Pourquoi ? Parce que les entreprises accélèrent. Capgemini a présenté un cadre de recrutement qui classe déjà les candidats en trois catégories :

  • AI Aware — tu sais ce qu’est l’IA, tu peux en parler

  • AI Ready — tu sais l’utiliser dans ton métier

  • AI Native — tu sais la challenger, la critiquer, la remplacer si nécessaire


  • La troisième catégorie est celle qui paie le plus cher. Et c’est celle que le Maroc formera le moins vite.

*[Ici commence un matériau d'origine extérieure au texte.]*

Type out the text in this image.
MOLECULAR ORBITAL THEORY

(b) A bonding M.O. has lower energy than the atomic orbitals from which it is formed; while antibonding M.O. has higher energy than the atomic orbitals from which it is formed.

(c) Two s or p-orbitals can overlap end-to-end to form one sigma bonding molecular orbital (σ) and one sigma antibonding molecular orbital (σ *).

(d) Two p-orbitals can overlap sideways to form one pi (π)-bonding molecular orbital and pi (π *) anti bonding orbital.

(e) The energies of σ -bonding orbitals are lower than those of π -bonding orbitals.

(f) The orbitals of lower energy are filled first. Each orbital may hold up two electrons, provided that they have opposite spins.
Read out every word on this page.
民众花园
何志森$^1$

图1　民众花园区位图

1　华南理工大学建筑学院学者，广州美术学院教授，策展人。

    Les chiffres qui froidissent le sang (ou pas)



    Selon des études internationales citées au forum, entre 33% et 48% des diplômés américains récents sont au chômage, alors que 53% des entreprises déclarent avoir du mal à trouver des candidats avec des compétences en IA.

    Au Maroc, un diplômé met en moyenne 33 mois pour trouver son premier emploi. Un quart des jeunes diplômés est sans emploi.

    Mais — et c’est là que ça devient intéressant — l’IA n’est pas la cause du chômage. Elle est un accélérateur de ce qui existait déjà : un décalage entre ce que les universités enseignent et ce que les entreprises attendent.

    Mohamed Horani, fondateur de HPS, a appelé l’IA “irréversible”. Ce n’est pas une menace. C’est un signal : les entreprises intègrent l’IA dans leurs opérations et dans leurs produits. Pas l’un ou l’autre. Les deux.

    Ce que les universités font déjà



    L’Université Al Akhawayn a rendu l’utilisation de l’IA obligatoire dans toutes les disciplines, après trois ans de formation des enseignants. Résultat : 88% des diplômés ont une offre d’emploi avant l’obtention du diplôme.

    Les formations en alternance génèrent trois à quatre fois plus d’offres d’emploi que les voies académiques traditionnelles.

    Et le Maroc compte déjà plus de 80 programmes de master et d’ingénierie spécialisés en IA. Le problème n’est pas le nombre de diplômés. C’est la qualité de leur formation pratique.

    Le vrai sujet : l’IA comme assistant, pas comme remplaçant



    L’ancienne ministre Awatef Hayar a soulevé un point qui manque souvent dans ces débats : l’IA comme outil d’inclusion. Pas seulement pour les grandes entreprises de Casablanca. Pour les artisans ruraux qui veulent vendre à l’international, dans leur propre langue.

    Jalal Charaf, directeur de l’École Centrale Casablanca, a ajouté quelque chose de plus subtil : les universités forment de plus en plus des diplômés capables d’orchestrer des agents IA qui amplifient leur productivité.

    Pas “utiliser ChatGPT”. Orchestrer des agents. C’est une différence énorme. L’un est un outil. L’autre est un système.

    Ce que ça change pour toi



    Si tu es dirigeant, freelance, ou entrepreneur au Maroc, voici ce que le forum a clairement établi :

    L’IA ne remplace pas les emplois. Elle transforme les tâches. Surtout celles confiées aux nouveaux recrutés. Si tu es junior, c’est toi qui es le plus exposé. Si tu es senior, c’est toi qui as le plus à gagner.

    Les quatre priorités identifiées par le forum :

    1. Développer les compétences transversales — pensée critique, intelligence relationnelle, capacité à remettre en question les résultats de l’IA
    2. Impliquer les entreprises dans la formation — co-conception des programmes, alternance, académies d’entreprise
    3. Construire une stratégie nationale autour des données — “le carburant de l’IA” selon Horani, sans dépendre d’un seul fournisseur
    4. Renforcer les apprentissages fondamentaux avant d’introduire l’IA — réfléchir critique sur les plateformes numériques

    Le Maroc a le temps. Mais pas l’éternité.